I took a flight across Sweden this past weekend, to visit my sister and her family. It was a quick visit, but it´s so hard to organize longer visits, for all kinds of reasons, that I decided that quick and often must be better than long and seldom. Also, being childless and well into middle age, I do find the energy of my two nephews (they are five and eight) a bit overwhelming. As it was, I left on Sunday feeling more sad than relieved to part and quite eager to come again. Which is as it should be.
It is a whole different climate down there; Sweden is a long country, or, if you think of north as up, tall. I came from freezing temperatures, near snowing, to a comfortable 15 something degrees (I have known summers that never were any warmer). When I tell people I am going to Gothenburg, they think I am going to the city, but my sister lives in a small village and it´s more like going out into the country, with farms and woods. You meet horses on every path, and on a walk we met a beekeeper giving his bees medicine, some kind of acidious mixture. The children have no fear at all - unlike their parents and their aunt, who stayed well clear of any irritated bees. (The beekeeper had pacified them with smoke before he let the boys come closer.)
The whole family is active in the Swedish Outdoors Association (Friluftsfrämjandet), and I got to come along to Mulle-school (= Mulle is a kind of troll that teaches children between five and seven about the forest, with the help of mums and dads, of course). I never went to Mulle-school myself, but it´s existed since the late fifties.

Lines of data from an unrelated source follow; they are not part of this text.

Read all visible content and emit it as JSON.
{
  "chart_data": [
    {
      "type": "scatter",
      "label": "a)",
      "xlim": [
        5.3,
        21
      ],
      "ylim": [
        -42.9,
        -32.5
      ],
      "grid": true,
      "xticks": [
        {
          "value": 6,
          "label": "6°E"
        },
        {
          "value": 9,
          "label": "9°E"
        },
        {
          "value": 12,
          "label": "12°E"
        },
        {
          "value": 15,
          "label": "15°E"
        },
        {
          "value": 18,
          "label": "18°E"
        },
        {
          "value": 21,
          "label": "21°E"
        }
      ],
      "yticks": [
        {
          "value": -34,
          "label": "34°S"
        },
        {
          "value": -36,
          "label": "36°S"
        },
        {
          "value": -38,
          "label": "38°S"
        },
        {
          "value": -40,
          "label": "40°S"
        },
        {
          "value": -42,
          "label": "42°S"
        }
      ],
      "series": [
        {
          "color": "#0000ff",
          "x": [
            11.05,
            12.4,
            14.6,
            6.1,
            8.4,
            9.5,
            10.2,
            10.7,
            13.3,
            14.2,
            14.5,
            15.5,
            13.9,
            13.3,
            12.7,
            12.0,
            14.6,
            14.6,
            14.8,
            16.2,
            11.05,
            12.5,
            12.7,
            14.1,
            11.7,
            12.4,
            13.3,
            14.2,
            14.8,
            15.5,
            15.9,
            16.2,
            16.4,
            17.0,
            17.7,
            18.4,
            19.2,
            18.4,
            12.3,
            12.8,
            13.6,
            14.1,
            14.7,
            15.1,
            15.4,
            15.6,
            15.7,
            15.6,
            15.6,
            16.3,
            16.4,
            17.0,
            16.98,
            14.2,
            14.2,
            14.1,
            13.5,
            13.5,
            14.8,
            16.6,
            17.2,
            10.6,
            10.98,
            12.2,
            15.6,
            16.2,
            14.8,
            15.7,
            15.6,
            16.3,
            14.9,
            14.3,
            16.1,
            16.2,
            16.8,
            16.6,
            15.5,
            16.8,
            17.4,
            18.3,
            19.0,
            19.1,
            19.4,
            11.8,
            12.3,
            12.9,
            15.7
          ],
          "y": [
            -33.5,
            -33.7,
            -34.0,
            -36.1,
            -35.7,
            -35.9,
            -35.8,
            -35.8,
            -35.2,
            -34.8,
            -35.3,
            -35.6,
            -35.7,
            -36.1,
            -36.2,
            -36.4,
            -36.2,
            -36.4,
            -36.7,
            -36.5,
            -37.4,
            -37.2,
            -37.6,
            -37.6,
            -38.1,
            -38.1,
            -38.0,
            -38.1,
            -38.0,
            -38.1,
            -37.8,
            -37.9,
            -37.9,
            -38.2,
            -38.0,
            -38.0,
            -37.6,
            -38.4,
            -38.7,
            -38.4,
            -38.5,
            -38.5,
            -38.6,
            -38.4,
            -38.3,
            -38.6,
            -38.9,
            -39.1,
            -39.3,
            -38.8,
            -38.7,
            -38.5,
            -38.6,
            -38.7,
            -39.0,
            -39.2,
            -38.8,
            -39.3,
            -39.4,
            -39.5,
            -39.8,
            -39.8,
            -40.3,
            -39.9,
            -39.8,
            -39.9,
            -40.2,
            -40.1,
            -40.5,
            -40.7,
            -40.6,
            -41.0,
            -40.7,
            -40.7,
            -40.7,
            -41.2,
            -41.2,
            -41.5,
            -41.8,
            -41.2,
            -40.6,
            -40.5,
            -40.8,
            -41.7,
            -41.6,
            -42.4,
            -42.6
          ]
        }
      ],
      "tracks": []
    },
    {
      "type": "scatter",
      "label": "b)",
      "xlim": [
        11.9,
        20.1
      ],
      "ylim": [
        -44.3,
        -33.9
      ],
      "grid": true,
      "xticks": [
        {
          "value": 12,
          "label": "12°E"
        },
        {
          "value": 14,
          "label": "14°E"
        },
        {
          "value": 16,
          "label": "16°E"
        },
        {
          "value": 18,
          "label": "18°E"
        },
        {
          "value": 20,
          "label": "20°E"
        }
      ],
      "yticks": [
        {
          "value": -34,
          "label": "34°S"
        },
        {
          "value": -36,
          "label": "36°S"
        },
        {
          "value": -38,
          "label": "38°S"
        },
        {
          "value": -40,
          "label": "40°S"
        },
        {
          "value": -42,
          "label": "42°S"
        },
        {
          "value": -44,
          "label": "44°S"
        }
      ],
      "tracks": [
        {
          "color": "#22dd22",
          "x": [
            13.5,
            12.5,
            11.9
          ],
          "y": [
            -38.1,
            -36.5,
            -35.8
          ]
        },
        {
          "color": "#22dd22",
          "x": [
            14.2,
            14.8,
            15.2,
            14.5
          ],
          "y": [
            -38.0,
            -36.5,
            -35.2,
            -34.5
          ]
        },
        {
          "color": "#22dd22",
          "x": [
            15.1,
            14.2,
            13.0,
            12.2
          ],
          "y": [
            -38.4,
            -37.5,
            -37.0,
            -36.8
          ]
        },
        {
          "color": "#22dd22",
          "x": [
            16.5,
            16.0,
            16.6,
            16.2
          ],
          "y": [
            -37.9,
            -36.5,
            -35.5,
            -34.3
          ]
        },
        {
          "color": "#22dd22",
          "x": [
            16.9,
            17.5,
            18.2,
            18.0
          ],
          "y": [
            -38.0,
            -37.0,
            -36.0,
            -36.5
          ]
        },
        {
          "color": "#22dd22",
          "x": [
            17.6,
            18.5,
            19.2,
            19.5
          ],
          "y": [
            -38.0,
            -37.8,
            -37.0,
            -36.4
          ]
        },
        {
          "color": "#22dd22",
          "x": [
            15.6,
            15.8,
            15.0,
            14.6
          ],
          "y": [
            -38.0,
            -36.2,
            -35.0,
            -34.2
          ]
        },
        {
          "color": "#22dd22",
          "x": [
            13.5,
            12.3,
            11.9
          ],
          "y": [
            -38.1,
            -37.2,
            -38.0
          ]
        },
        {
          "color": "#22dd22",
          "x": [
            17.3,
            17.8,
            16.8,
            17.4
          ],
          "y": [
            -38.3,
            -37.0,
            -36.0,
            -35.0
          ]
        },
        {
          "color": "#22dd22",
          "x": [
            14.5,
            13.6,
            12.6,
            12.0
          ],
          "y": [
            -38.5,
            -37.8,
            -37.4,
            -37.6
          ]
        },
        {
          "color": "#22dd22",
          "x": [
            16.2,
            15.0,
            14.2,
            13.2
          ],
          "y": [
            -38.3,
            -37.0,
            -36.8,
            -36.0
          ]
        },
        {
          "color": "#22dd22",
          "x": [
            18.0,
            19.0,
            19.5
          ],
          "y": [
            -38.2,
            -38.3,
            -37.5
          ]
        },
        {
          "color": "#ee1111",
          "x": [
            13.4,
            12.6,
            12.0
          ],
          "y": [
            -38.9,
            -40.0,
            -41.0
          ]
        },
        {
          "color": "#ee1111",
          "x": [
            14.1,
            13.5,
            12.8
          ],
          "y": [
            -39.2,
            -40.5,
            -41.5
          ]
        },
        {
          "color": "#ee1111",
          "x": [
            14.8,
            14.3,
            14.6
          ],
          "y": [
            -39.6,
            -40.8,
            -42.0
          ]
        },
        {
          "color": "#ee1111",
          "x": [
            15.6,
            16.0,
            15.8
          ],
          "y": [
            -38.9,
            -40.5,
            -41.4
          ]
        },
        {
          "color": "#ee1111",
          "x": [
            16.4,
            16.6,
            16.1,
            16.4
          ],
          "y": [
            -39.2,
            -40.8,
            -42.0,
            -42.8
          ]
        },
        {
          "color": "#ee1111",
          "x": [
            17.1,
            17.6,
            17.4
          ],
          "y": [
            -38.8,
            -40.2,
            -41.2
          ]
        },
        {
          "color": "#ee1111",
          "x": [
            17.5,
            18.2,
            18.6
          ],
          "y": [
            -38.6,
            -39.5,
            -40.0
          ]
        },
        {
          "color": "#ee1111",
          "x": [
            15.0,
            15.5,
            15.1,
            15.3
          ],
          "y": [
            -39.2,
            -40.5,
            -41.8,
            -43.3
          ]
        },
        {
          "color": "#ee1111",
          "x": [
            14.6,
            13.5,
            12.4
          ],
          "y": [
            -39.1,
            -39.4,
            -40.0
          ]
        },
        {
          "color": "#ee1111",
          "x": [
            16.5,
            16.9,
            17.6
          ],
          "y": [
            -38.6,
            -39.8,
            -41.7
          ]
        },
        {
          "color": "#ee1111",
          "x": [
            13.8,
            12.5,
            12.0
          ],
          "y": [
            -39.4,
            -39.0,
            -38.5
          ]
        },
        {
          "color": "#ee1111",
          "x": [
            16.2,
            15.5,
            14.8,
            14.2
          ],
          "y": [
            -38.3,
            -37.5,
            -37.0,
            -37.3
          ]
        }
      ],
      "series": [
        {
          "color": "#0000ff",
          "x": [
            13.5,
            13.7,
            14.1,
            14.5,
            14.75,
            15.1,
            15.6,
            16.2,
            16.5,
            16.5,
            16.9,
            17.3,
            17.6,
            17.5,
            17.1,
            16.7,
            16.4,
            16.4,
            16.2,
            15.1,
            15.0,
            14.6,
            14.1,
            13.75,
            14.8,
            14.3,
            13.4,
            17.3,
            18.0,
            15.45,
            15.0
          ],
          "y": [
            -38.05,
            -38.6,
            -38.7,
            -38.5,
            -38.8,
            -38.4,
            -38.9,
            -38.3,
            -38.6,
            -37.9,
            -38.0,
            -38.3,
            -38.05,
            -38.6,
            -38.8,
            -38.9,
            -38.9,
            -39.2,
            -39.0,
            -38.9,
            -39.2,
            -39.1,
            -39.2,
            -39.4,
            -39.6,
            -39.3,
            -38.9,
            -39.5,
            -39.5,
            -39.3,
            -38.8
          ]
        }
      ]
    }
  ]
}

It was great fun, although I did feel a bit misplaced. The children got to collect leaves, talk about trees, fika (this seems to be the best part!) and then followed a small brook from a waterfall to see where it went (into a lake). One of the teachers gave them all buckets and asked "what can you do with a bucket?"; one girl said "build your own brook!" and all the children immediately started filling their buckets and empty them a few meters up on dry land. Then someone found a pair of man´s underpants left behind and hanging in a bush, and decided they needed to be watered as well. It was highly entertaining, not just to participate, but to watch.
The Mulle-school has its own blogg, and even auntie Viktoria is caught on one or two snaps, looking a bit off (I blame it on lack of sleep, from which I suffer most weekends). I didn´t bring my drawing things, but made a kind of sketch/map of the day on the flight back.